After ANMS, we convert all the subsampled intesting points into feature descriptors. We pick the 8 by 8 blocks in the grayscale image around each intersting points and subtract away the min value then rescaled the values to 1. Here are some sample patches.

Sample image descriptors

II. Feature matching

Once we have a number of feature patches from each image, we have to match them together. We just use L2 norm to measure the similarity between each pair of patches from two images and for one patch in image 1, we pick the best matching patch in image two. However, we do not want to compromise with the most similar one among a group of totally unsimilar patches, we threshold the ratio between best match and second best match. If the ratio is small, that means the best match in much more similar than the second best match, which means that the best match is probably "the one".

III. RANSAC

Once we have some reasonable pairings, we want to pick the best few to recover the transformation. We do this by randomly selecting required number of points, then calculate the transformation, with the transformation, we transform all the source points and compare to the actual target points. If the difference is within a threshold, we call it an inlier. For each iteration of RANSAC, if we have more inlier, we update our picks. We run RANSAC for 100 iterations and keep the iteration that gives the most inliers. These inliers will be the final feature points.

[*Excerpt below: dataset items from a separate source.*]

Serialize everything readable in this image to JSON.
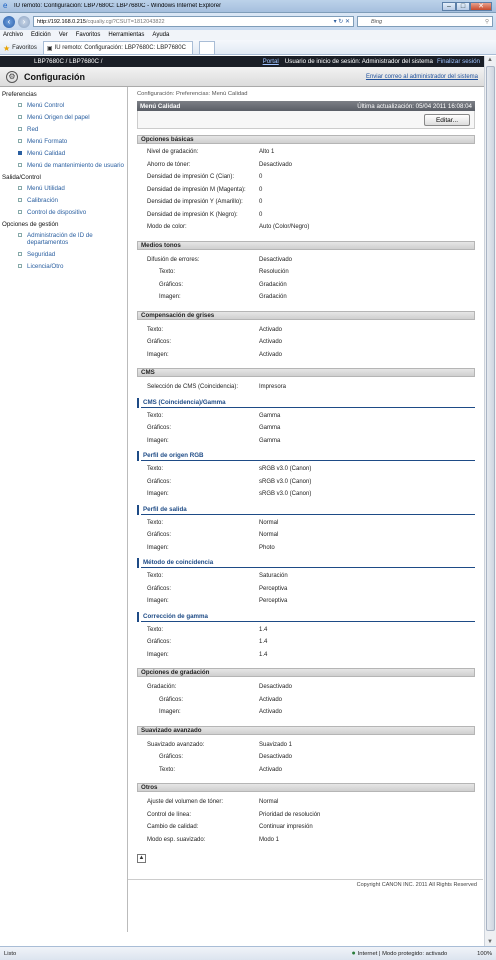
{
  "window": {
    "title": "IU remoto: Configuración: LBP7680C: LBP7680C - Windows Internet Explorer"
  },
  "address": {
    "host": "http://192.168.0.215",
    "rest": "/cqualiy.cgi?CSUT=1812043822",
    "search_placeholder": "Bing"
  },
  "menu": [
    "Archivo",
    "Edición",
    "Ver",
    "Favoritos",
    "Herramientas",
    "Ayuda"
  ],
  "favorites": {
    "label": "Favoritos",
    "tab_title": "IU remoto: Configuración: LBP7680C: LBP7680C"
  },
  "topband": {
    "device": "LBP7680C / LBP7680C /",
    "portal": "Portal",
    "user": "Usuario de inicio de sesión: Administrador del sistema",
    "logout": "Finalizar sesión"
  },
  "header": {
    "title": "Configuración",
    "mail": "Enviar correo al administrador del sistema"
  },
  "sidebar": {
    "g1": "Preferencias",
    "g1_items": [
      "Menú Control",
      "Menú Origen del papel",
      "Red",
      "Menú Formato",
      "Menú Calidad",
      "Menú de mantenimiento de usuario"
    ],
    "g2": "Salida/Control",
    "g2_items": [
      "Menú Utilidad",
      "Calibración",
      "Control de dispositivo"
    ],
    "g3": "Opciones de gestión",
    "g3_items": [
      "Administración de ID de departamentos",
      "Seguridad",
      "Licencia/Otro"
    ]
  },
  "main": {
    "breadcrumb": "Configuración: Preferencias: Menú Calidad",
    "section_title": "Menú Calidad",
    "last_update": "Última actualización: 05/04 2011 16:08:04",
    "edit_label": "Editar...",
    "basic": {
      "title": "Opciones básicas",
      "rows": [
        [
          "Nivel de gradación:",
          "Alto 1"
        ],
        [
          "Ahorro de tóner:",
          "Desactivado"
        ],
        [
          "Densidad de impresión C (Cian):",
          "0"
        ],
        [
          "Densidad de impresión M (Magenta):",
          "0"
        ],
        [
          "Densidad de impresión Y (Amarillo):",
          "0"
        ],
        [
          "Densidad de impresión K (Negro):",
          "0"
        ],
        [
          "Modo de color:",
          "Auto (Color/Negro)"
        ]
      ]
    },
    "halftone": {
      "title": "Medios tonos",
      "rows": [
        [
          "Difusión de errores:",
          "Desactivado"
        ],
        [
          "Texto:",
          "Resolución"
        ],
        [
          "Gráficos:",
          "Gradación"
        ],
        [
          "Imagen:",
          "Gradación"
        ]
      ]
    },
    "gray": {
      "title": "Compensación de grises",
      "rows": [
        [
          "Texto:",
          "Activado"
        ],
        [
          "Gráficos:",
          "Activado"
        ],
        [
          "Imagen:",
          "Activado"
        ]
      ]
    },
    "cms": {
      "title": "CMS",
      "selection": [
        "Selección de CMS (Coincidencia):",
        "Impresora"
      ],
      "gamma_title": "CMS (Coincidencia)/Gamma",
      "gamma_rows": [
        [
          "Texto:",
          "Gamma"
        ],
        [
          "Gráficos:",
          "Gamma"
        ],
        [
          "Imagen:",
          "Gamma"
        ]
      ],
      "rgb_title": "Perfil de origen RGB",
      "rgb_rows": [
        [
          "Texto:",
          "sRGB v3.0 (Canon)"
        ],
        [
          "Gráficos:",
          "sRGB v3.0 (Canon)"
        ],
        [
          "Imagen:",
          "sRGB v3.0 (Canon)"
        ]
      ],
      "out_title": "Perfil de salida",
      "out_rows": [
        [
          "Texto:",
          "Normal"
        ],
        [
          "Gráficos:",
          "Normal"
        ],
        [
          "Imagen:",
          "Photo"
        ]
      ],
      "match_title": "Método de coincidencia",
      "match_rows": [
        [
          "Texto:",
          "Saturación"
        ],
        [
          "Gráficos:",
          "Perceptiva"
        ],
        [
          "Imagen:",
          "Perceptiva"
        ]
      ],
      "corr_title": "Corrección de gamma",
      "corr_rows": [
        [
          "Texto:",
          "1.4"
        ],
        [
          "Gráficos:",
          "1.4"
        ],
        [
          "Imagen:",
          "1.4"
        ]
      ]
    },
    "gradation": {
      "title": "Opciones de gradación",
      "rows": [
        [
          "Gradación:",
          "Desactivado"
        ],
        [
          "Gráficos:",
          "Activado"
        ],
        [
          "Imagen:",
          "Activado"
        ]
      ]
    },
    "smooth": {
      "title": "Suavizado avanzado",
      "rows": [
        [
          "Suavizado avanzado:",
          "Suavizado 1"
        ],
        [
          "Gráficos:",
          "Desactivado"
        ],
        [
          "Texto:",
          "Activado"
        ]
      ]
    },
    "other": {
      "title": "Otros",
      "rows": [
        [
          "Ajuste del volumen de tóner:",
          "Normal"
        ],
        [
          "Control de línea:",
          "Prioridad de resolución"
        ],
        [
          "Cambio de calidad:",
          "Continuar impresión"
        ],
        [
          "Modo esp. suavizado:",
          "Modo 1"
        ]
      ]
    }
  },
  "footer": {
    "copyright": "Copyright CANON INC. 2011 All Rights Reserved"
  },
  "status": {
    "ready": "Listo",
    "zone": "Internet | Modo protegido: activado",
    "zoom": "100%"
  }
}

Final feature points between two images. We can observe that these points have pretty good correspondence and they are all located at corner-ish locations

IV. Automated stitching examples.

Lamp post (Automated)
Lamp post (Manual)
Stone seat (Automated)
Stone seat (Manual)
Beach (Automated)
Beach (Manual)

We can observe that the automatic stitching has pretty good results in term of matching. However, since the algorithm has no idea of semantic content, the result is not as aesthetically pleasing. For example, in the lamp post scene, the building on the right is slanted since the algorithm has no idea that the build should be upright. Also, in the beach scene, I could not get the algorithm to match the last building on the right since there are too much noisy data points both from the building and the sea. In retrospect, if the third image was taken with part of the building, it will be much easier. On the other hand, producing the beach scene manually is pretty hard, as shown in the

V.Reflection

I learnt a lot from this project. The first thing I learnt is implementing algorithms described in a published paper, which really requires you to understand what the author was thinking at the time of writing the paper. Then, having the correct algorithm is one half of the challenge, the other half is to tune the parameters. In this project, there are various parameters that control different aspect of the algorithm. Be able to interpret the effect of different parameters helps with having the best combination of parameters. Also I learnt about the importance of robustness of the algorithm. For now, I have to tweak the parameters differently depending on different image inputs. There is much to be desired in terms of robustness for my implementation.